Call for Essays: Collaborative Craft and the Work of Writing Programs and Writing Centers
We seek proposals that explore the benefits and challenges when intentional, progressive, and deep collaboration occurs between writing programs and writing centers and the internal/external constituencies they serve. We also seek the places and spaces such collaborative praxis happens: between programs, departments, schools and colleges, institutions, or professional and civic communities. This collection will include specific examples of such craft, theoretical exploration of collaborative praxis, strategies for crafting communities of practice, and best practices that will invite and inspire readers to develop their own roadmaps for finding opportunities for collaboration and partnership in their own locales, thus supporting their programmatic and professional goals.
This collection of essays will focus on collaborative community building between and beyond writing programs and writing centers.

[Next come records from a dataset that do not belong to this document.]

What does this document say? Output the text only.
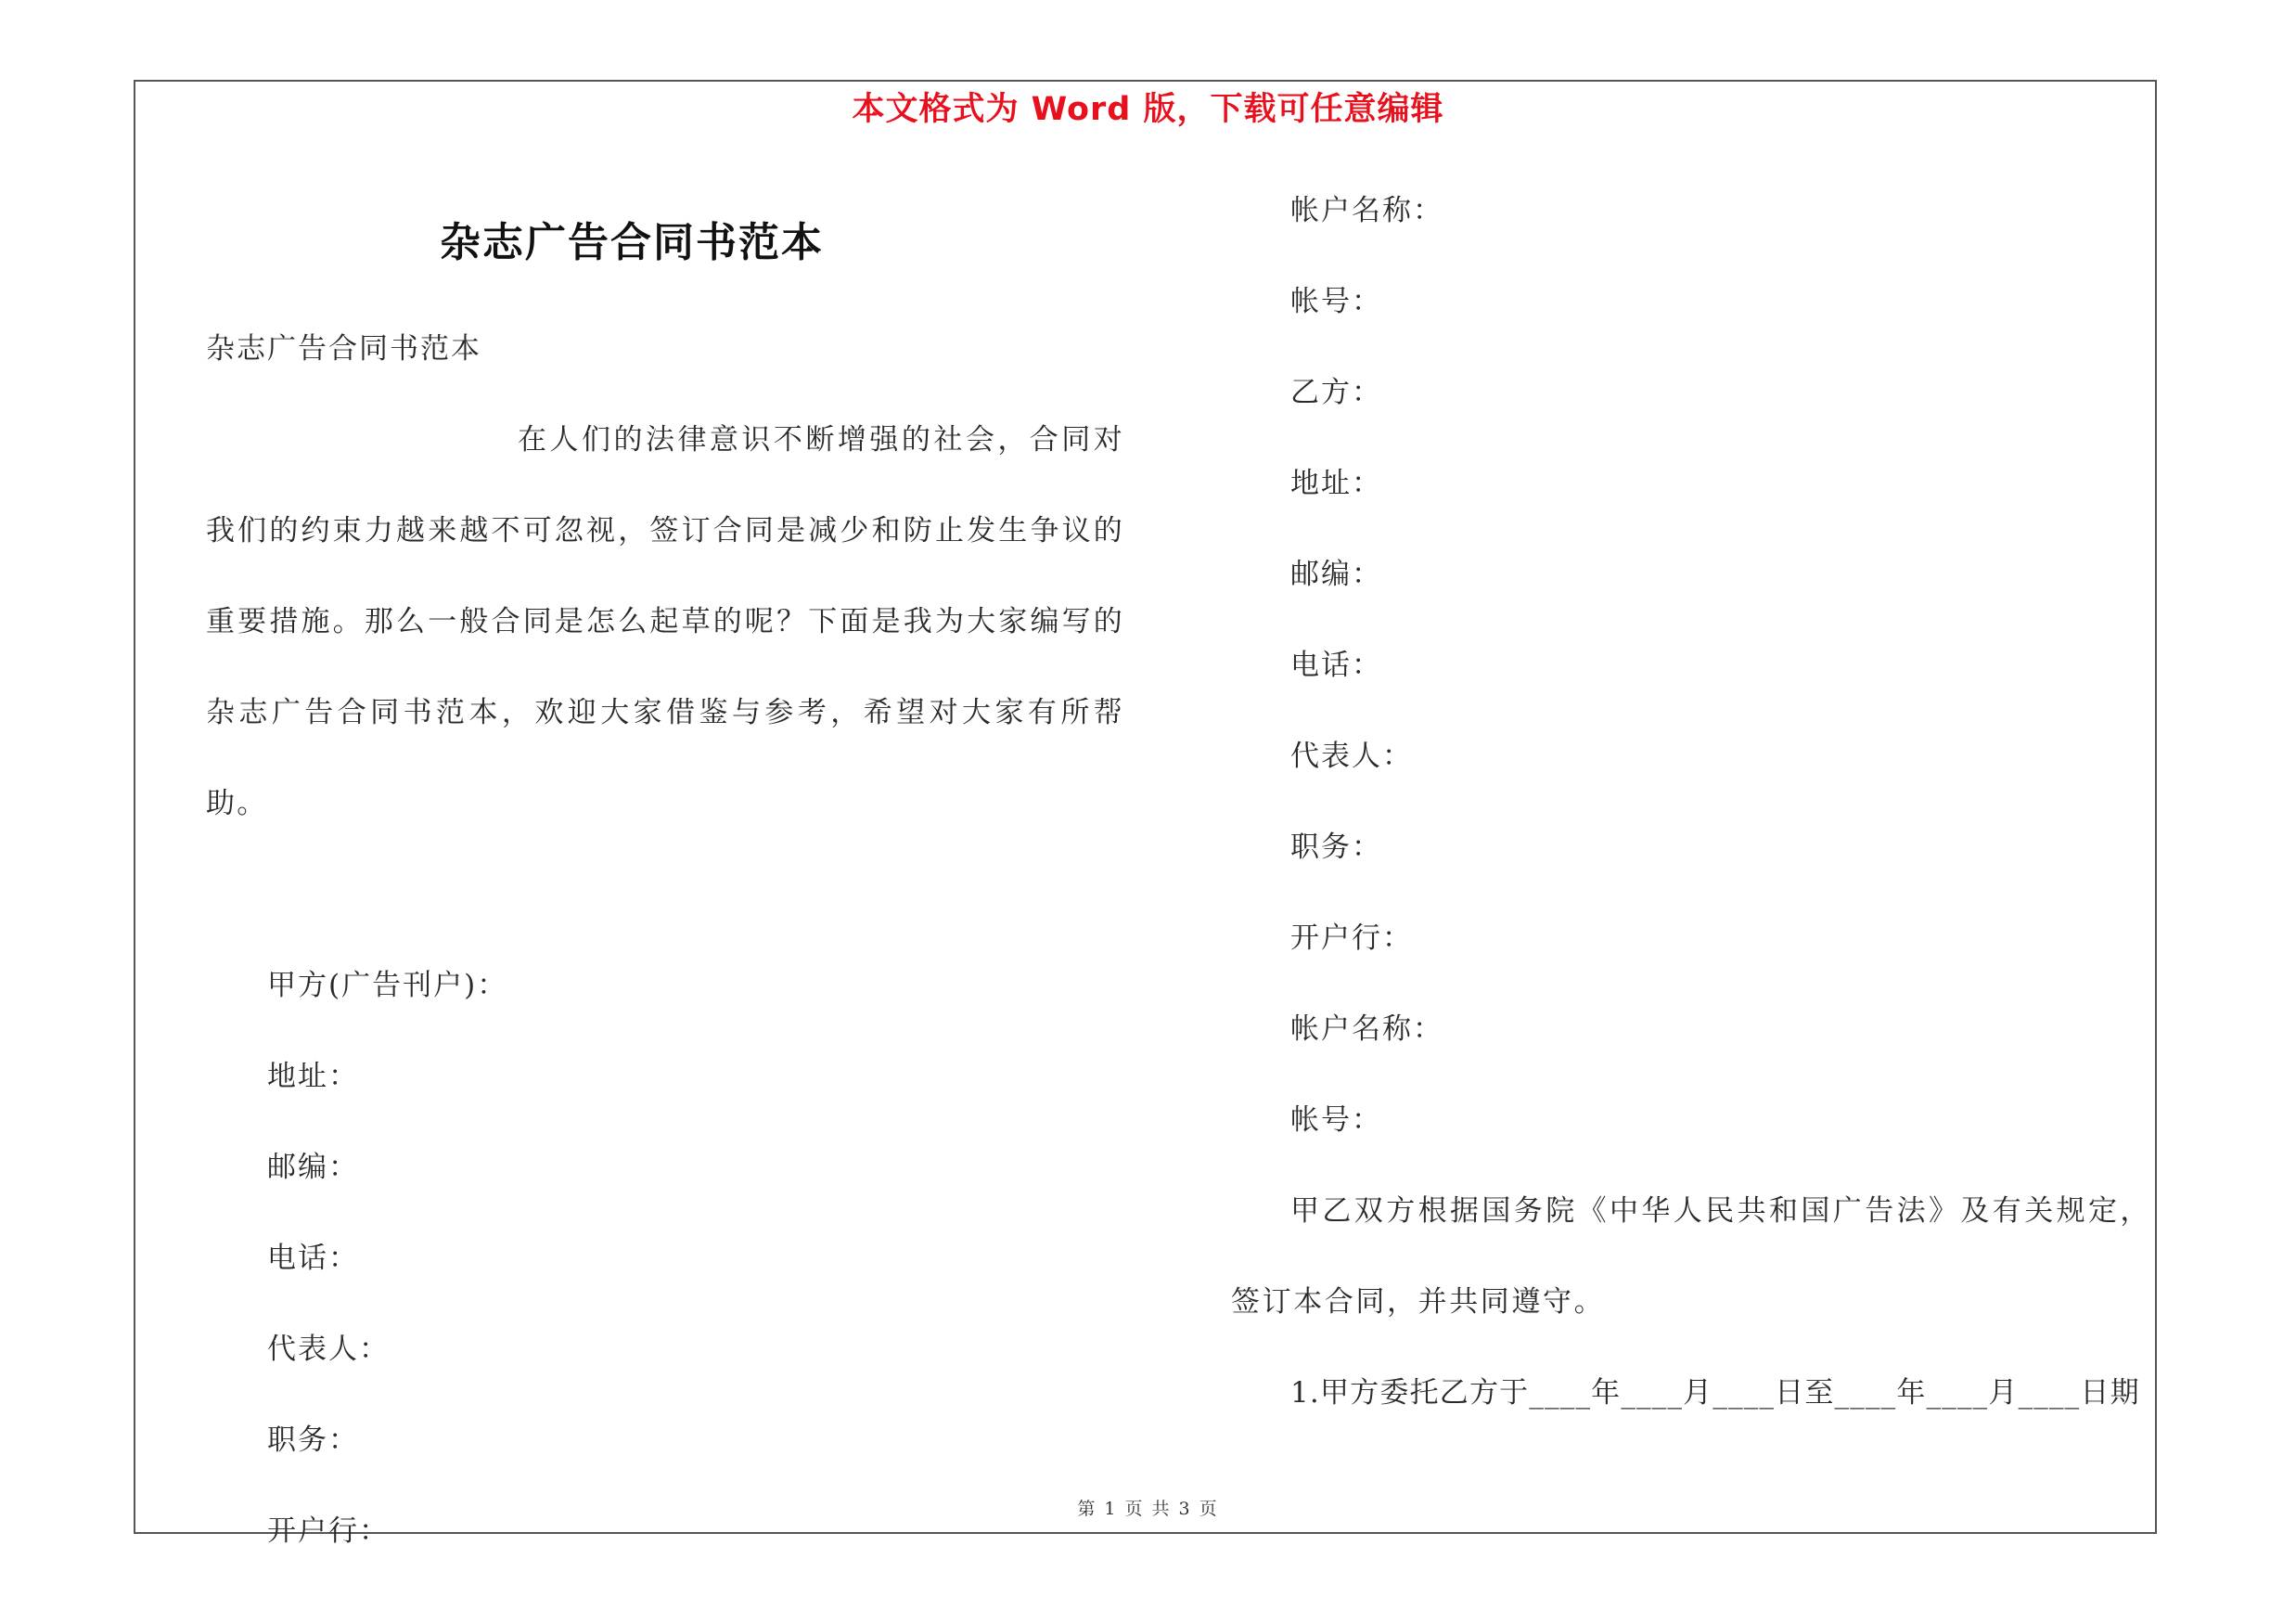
本文格式为 Word 版，下载可任意编辑
杂志广告合同书范本
杂志广告合同书范本

在人们的法律意识不断增强的社会，合同对我们的约束力越来越不可忽视，签订合同是减少和防止发生争议的重要措施。那么一般合同是怎么起草的呢？下面是我为大家编写的杂志广告合同书范本，欢迎大家借鉴与参考，希望对大家有所帮助。

甲方(广告刊户)：
地址：
邮编：
电话：
代表人：
职务：
开户行：
帐户名称：
帐号：
乙方：
地址：
邮编：
电话：
代表人：
职务：
开户行：
帐户名称：
帐号：

甲乙双方根据国务院《中华人民共和国广告法》及有关规定，签订本合同，并共同遵守。

1.甲方委托乙方于____年____月____日至____年____月____日期
第 1 页 共 3 页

As a profession, writing program and writing center administrators (WPAs and WCAs) recognize the value of collaborative work; for example, no fewer than ten of the panels of the July 2013 CWPA conference in Savannah, Georgia, explicitly explored aspects of collaboration, partnering, and/or community in their presentations. Numerous other panels and workshops discussed the value of incorporating intentional collaboration into their administrative work.
Institutions often invoke building community as a term when approaching collaborative projects. The verb building conveys some of the work and investment of time, energy, and resources needed to sustain communities and their work. However, the word craft in the title of this call was carefully chosen as specifically relevant to the partnerships between and beyond writing programs and writing centers: the word implies careful attention, intentional design, regular and consistent development, sustainability, tangible results, and a touch of artistry. For these and other reasons, communities of practice should be crafted rather than just built.
However, when practitioners build relationships and share resources within their individual communities, the potential for inbreeding arises. Interest in sharing resources and engaging in the practices of their particular community may blind individual members to opportunities for engaging with other communities of practice. While not characteristic of all writing programs and all writing centers, nonetheless there are too many times when writing programs and writing centers within the same institution perform their practices so independently of each other that barriers arise that become counterproductive and actually inhibit the work of both communities.
Writing programs and writing centers are both communities of practice, which Wenger (2006) defines as "groups of people who share a concern or a passion for something they do and learn how to do it better as they interact regularly." At times, collaborative praxis works to craft two independent communities, which are sometimes described as silos, into one larger community of practice that can then partner with other communities in order to achieve specific outcomes. It is this endeavor and its challenges and rewards that this call seeks to explore.
Specifically, we invite proposals that examine:
• How do we craft community between writing programs and writing centers?
• How do we craft community between independent writing programs and WAC programs, or between writing programs and other institutional departments, groups, and organizations?
• How do we craft community among/between a diverse WPA and WCA work force that may include undergraduate and graduate students, contingent, non-tenure-track, staff-only, tenure-track and tenured faculty?
• What practices support collaborative praxis when working with external communities?
• How can writing programs and centers move from being silos to being collaborative partners?
• What best practices craft collaborative communities of practice?
• What is gained and what is lost when moving to a model of intentional and sustained collaboration?
• How do writing programs and writing centers maintain their identities while embracing collaborative work?
Send 750 word proposals (abstracts) and a one-page CV to Alice Johnston Myatt at amyatt1@olemiss.edu and Lynée Lewis Gaillet at lgaillet@gsu.edu.
Submissions are due by October 15, 2013.
Completed essays will be due February 1, 2014.